Scientific Literature Review
Reviewed By: Kevin J. Huntsman, DPM
Residency Program: Hunt Regional Medical Center – Greenville, TX
Podiatric Relevance: Ankle arthroscopy has been considered a useful method for detection and treatment of accompanying intraarticular pathologies in acute ankle fractures. Osteochondral lesions of the talus (OCL) are commonly associated with acute ankle fractures, but are at times not identified until months after the initial injury. Ankle arthroscopy helps identify OCLs and provides opportunity for early treatment of lesions on the talus. The purpose of this study was to compare the treatment results of osteochondral lesions of talus (OLT) with debridement versus microfracture in arthroscopy-assisted surgery of acute ankle fractures.

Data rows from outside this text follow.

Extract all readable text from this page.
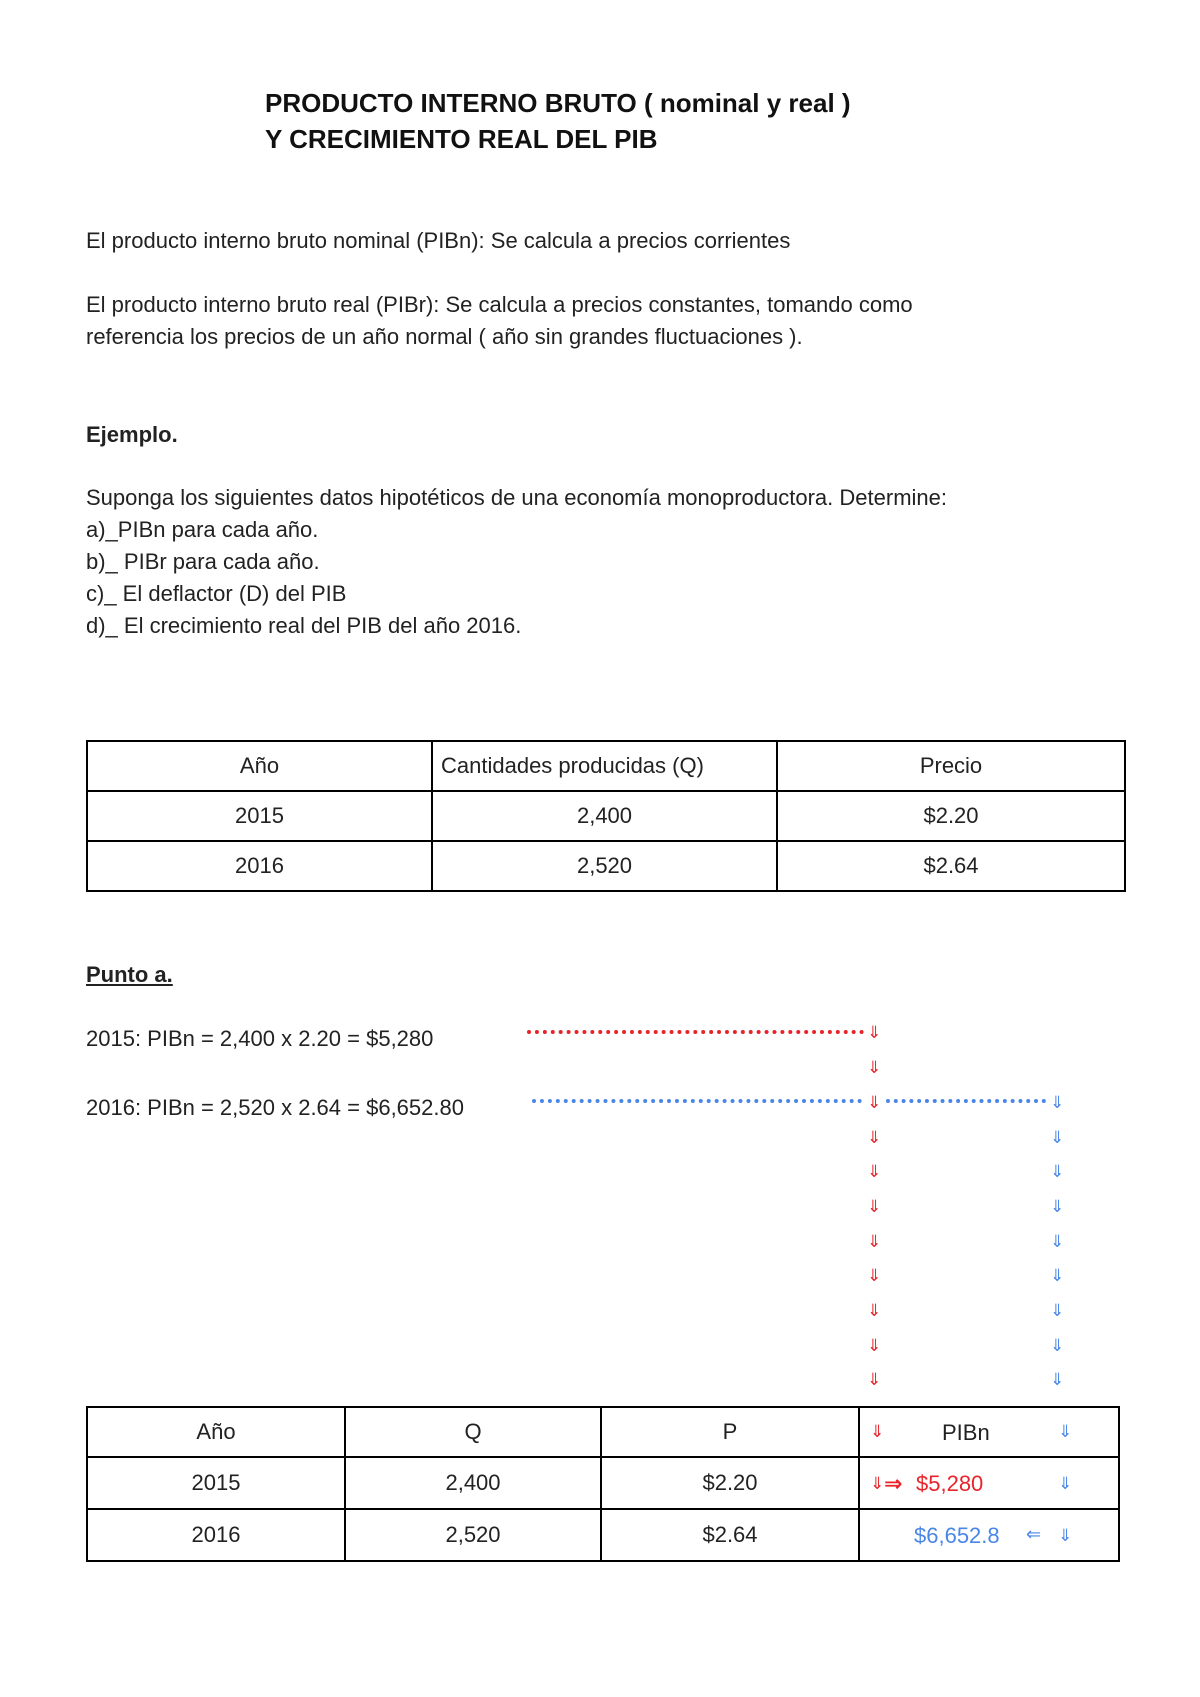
PRODUCTO INTERNO BRUTO ( nominal y real )
Y CRECIMIENTO REAL DEL PIB
El producto interno bruto nominal (PIBn): Se calcula a precios corrientes
El producto interno bruto real (PIBr): Se calcula a precios constantes, tomando como
referencia los precios de un año normal ( año sin grandes fluctuaciones ).
Ejemplo.
Suponga los siguientes datos hipotéticos de una economía monoproductora. Determine:
a)_PIBn para cada año.
b)_ PIBr para cada año.
c)_ El deflactor (D) del PIB
d)_ El crecimiento real del PIB del año 2016.
Año	Cantidades producidas (Q)	Precio
2015	2,400	$2.20
2016	2,520	$2.64
Punto a.
2015: PIBn = 2,400 x 2.20 = $5,280
2016: PIBn = 2,520 x 2.64 = $6,652.80
⇓
⇓
⇓
⇓
⇓
⇓
⇓
⇓
⇓
⇓
⇓
⇓
⇓
⇓
⇓
⇓
⇓
⇓
⇓
⇓
Año	Q	P	⇓ PIBn ⇓

2015	2,400	$2.20	⇓ ⇒ $5,280 ⇓

2016	2,520	$2.64	$6,652.8 ⇐ ⇓
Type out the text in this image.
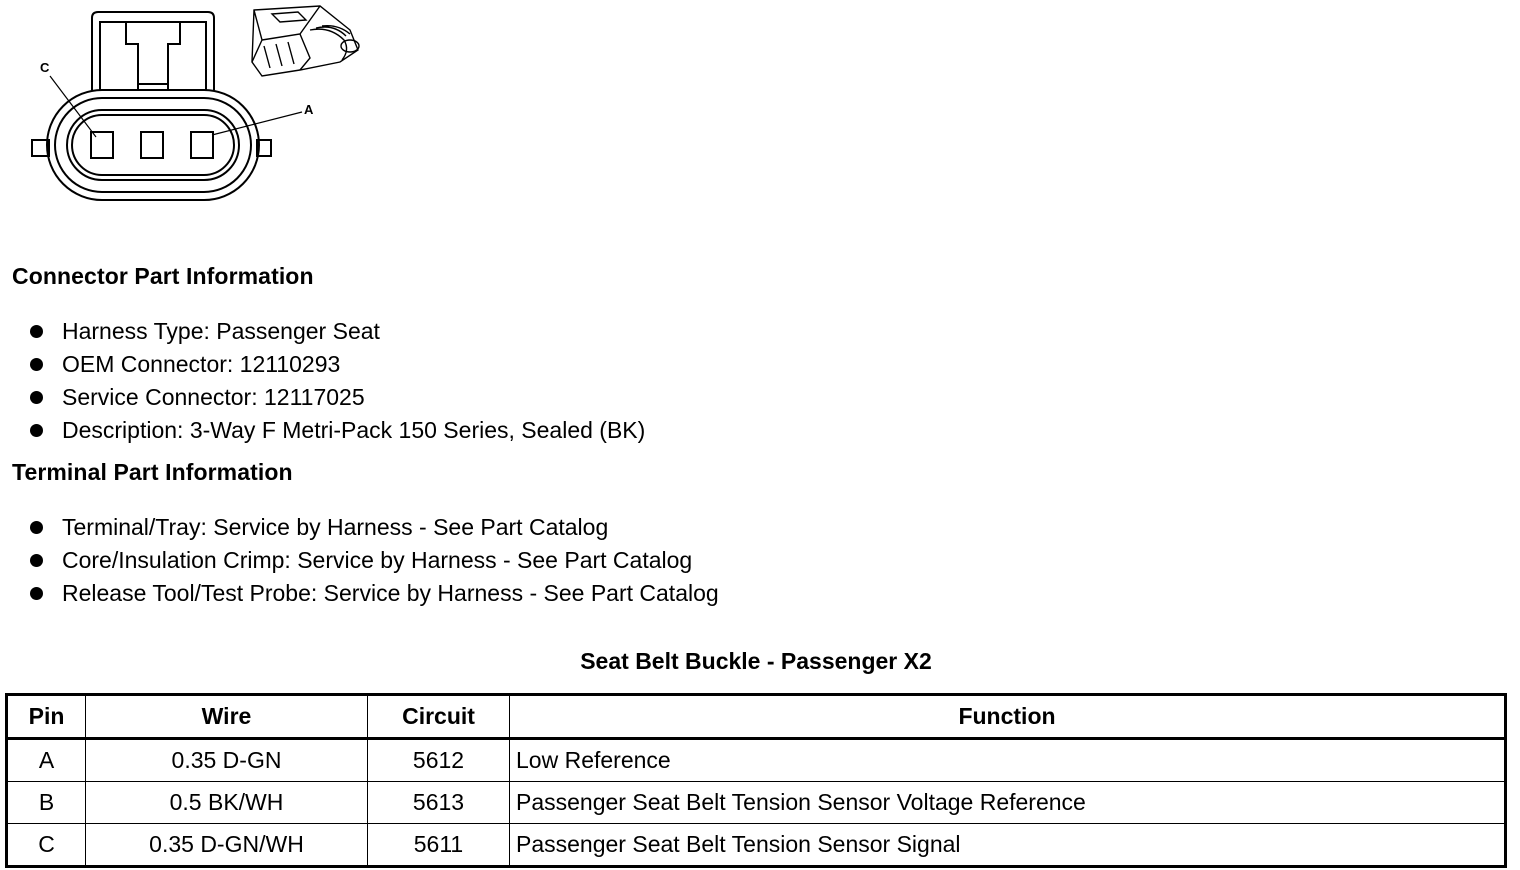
C
A
Connector Part Information
Harness Type: Passenger Seat
OEM Connector: 12110293
Service Connector: 12117025
Description: 3-Way F Metri-Pack 150 Series, Sealed (BK)
Terminal Part Information
Terminal/Tray: Service by Harness - See Part Catalog
Core/Insulation Crimp: Service by Harness - See Part Catalog
Release Tool/Test Probe: Service by Harness - See Part Catalog
Seat Belt Buckle - Passenger X2
Pin	Wire	Circuit	Function
A	0.35 D-GN	5612	Low Reference
B	0.5 BK/WH	5613	Passenger Seat Belt Tension Sensor Voltage Reference
C	0.35 D-GN/WH	5611	Passenger Seat Belt Tension Sensor Signal
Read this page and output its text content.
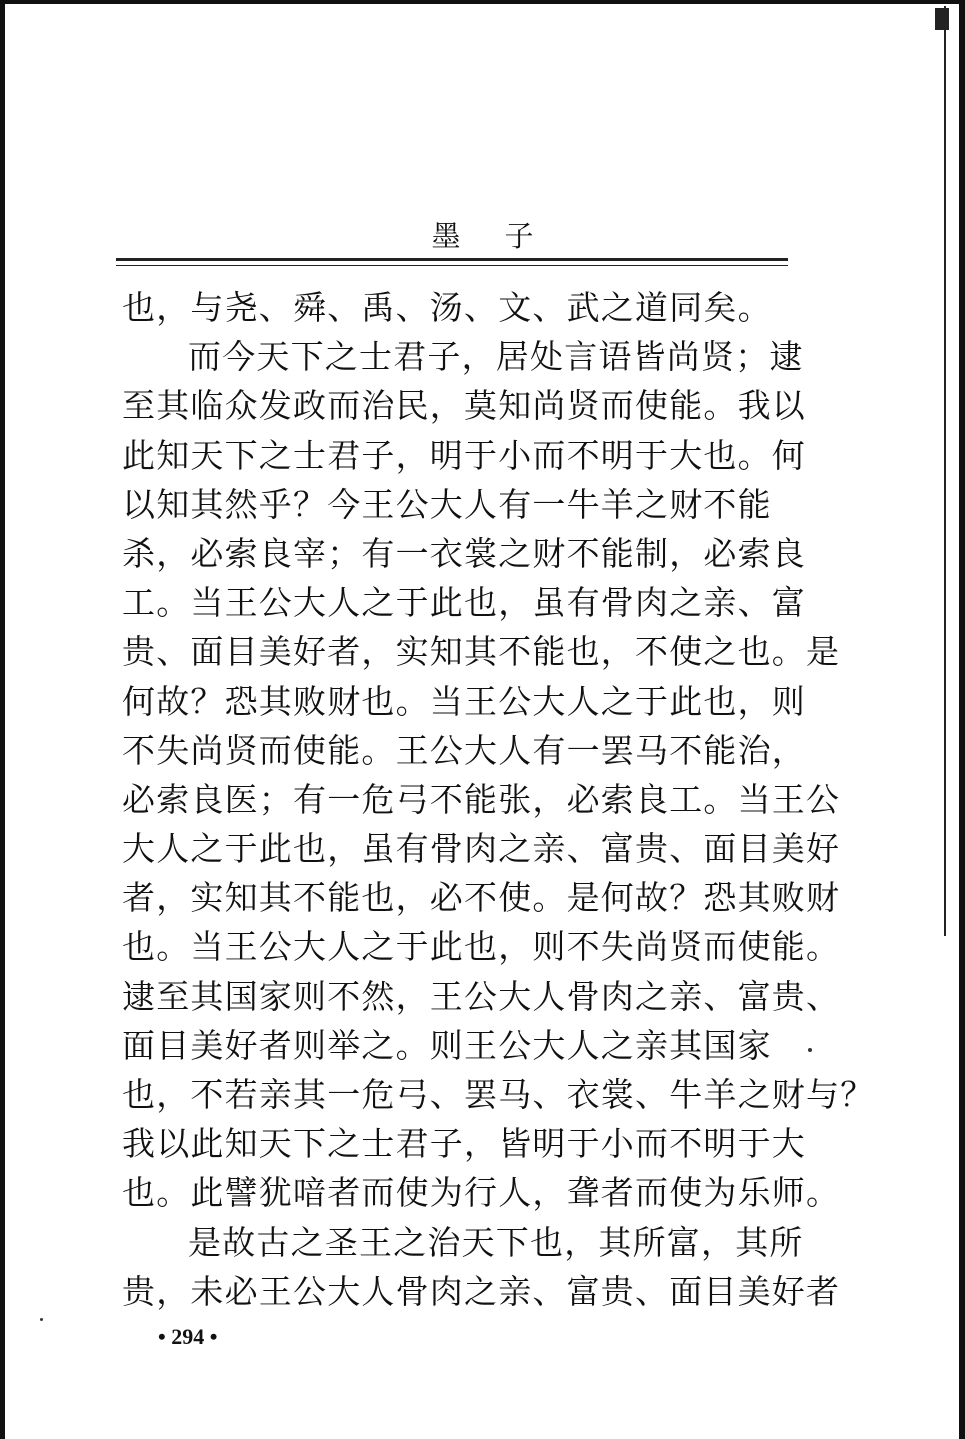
墨子
也，与尧、舜、禹、汤、文、武之道同矣。
而今天下之士君子，居处言语皆尚贤；逮
至其临众发政而治民，莫知尚贤而使能。我以
此知天下之士君子，明于小而不明于大也。何
以知其然乎？今王公大人有一牛羊之财不能
杀，必索良宰；有一衣裳之财不能制，必索良
工。当王公大人之于此也，虽有骨肉之亲、富
贵、面目美好者，实知其不能也，不使之也。是
何故？恐其败财也。当王公大人之于此也，则
不失尚贤而使能。王公大人有一罢马不能治，
必索良医；有一危弓不能张，必索良工。当王公
大人之于此也，虽有骨肉之亲、富贵、面目美好
者，实知其不能也，必不使。是何故？恐其败财
也。当王公大人之于此也，则不失尚贤而使能。
逮至其国家则不然，王公大人骨肉之亲、富贵、
面目美好者则举之。则王公大人之亲其国家
也，不若亲其一危弓、罢马、衣裳、牛羊之财与？
我以此知天下之士君子，皆明于小而不明于大
也。此譬犹喑者而使为行人，聋者而使为乐师。
是故古之圣王之治天下也，其所富，其所
贵，未必王公大人骨肉之亲、富贵、面目美好者
• 294 •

Methods: A retrospective analysis was performed at a single institution by two separate surgeons. Only closed unilateral bimalleolar ankle fractures were included in the study. The time period for these fractures was from 2011 and 2013. Treatment of the ankle fracture consisted of arthroscopic assisted repair and evaluation of intra-articular pathology associated with the bimalleolar ankle fracture. Patients were divided into two groups regarding OLT treatment; acute debridement or microfracture was performed on the talus. Of the closed bimalleolar ankle fractures, 11 consecutive patients were treated with arthroscopic acute debridement of the talus and 14 patients were treated with arthroscopic acute microfracture of the talus. All patients were followed clinically and radiographically in the postoperative period for a total of two years. Ankle pain was evaluated with the visual analog score (VAS), ankle functions were assessed with American Orthopaedic Foot and Ankle Society Ankle-Hindfoot Scale (AOFAS), and osteoarthritic changes were analyzed with Van Dijk score.
Results: In this study regarding the two separate treatments for OCL of the talus, there was no significant difference between the groups in terms of age, gender, side of injury and mechanism of injury. When comparing mean time to surgery, time to fracture healing, time to initial weight-bearing and full weight-bearing, follow-up period and Van Dijk score were all similar in both groups. In comparison of microfracture and debridement, the AOFAS score and VAS score were considered statistically significantly better in the microfracture group (p = 0.044 and p = 0.001).
Conclusions: Overall, this study demonstrates the value of arthroscopic evaluation of ankle fractures and associated intra-articular pathology treatment that can be performed at the same time. This is designed to improve postoperative functional outcomes and to help prevent post-traumatic osteoarthritis. It’s reported that both debridement and microfracture of OCLs produce good functional outcomes two years postoperatively. Microfracture was found to be significantly more successful, clinically, when compared to debridement. This will be able to help those surgeons who suspect concomitant OCLs with ankle fractures provide better results after surgery and prevent possible osteoarthritis of the ankle joint.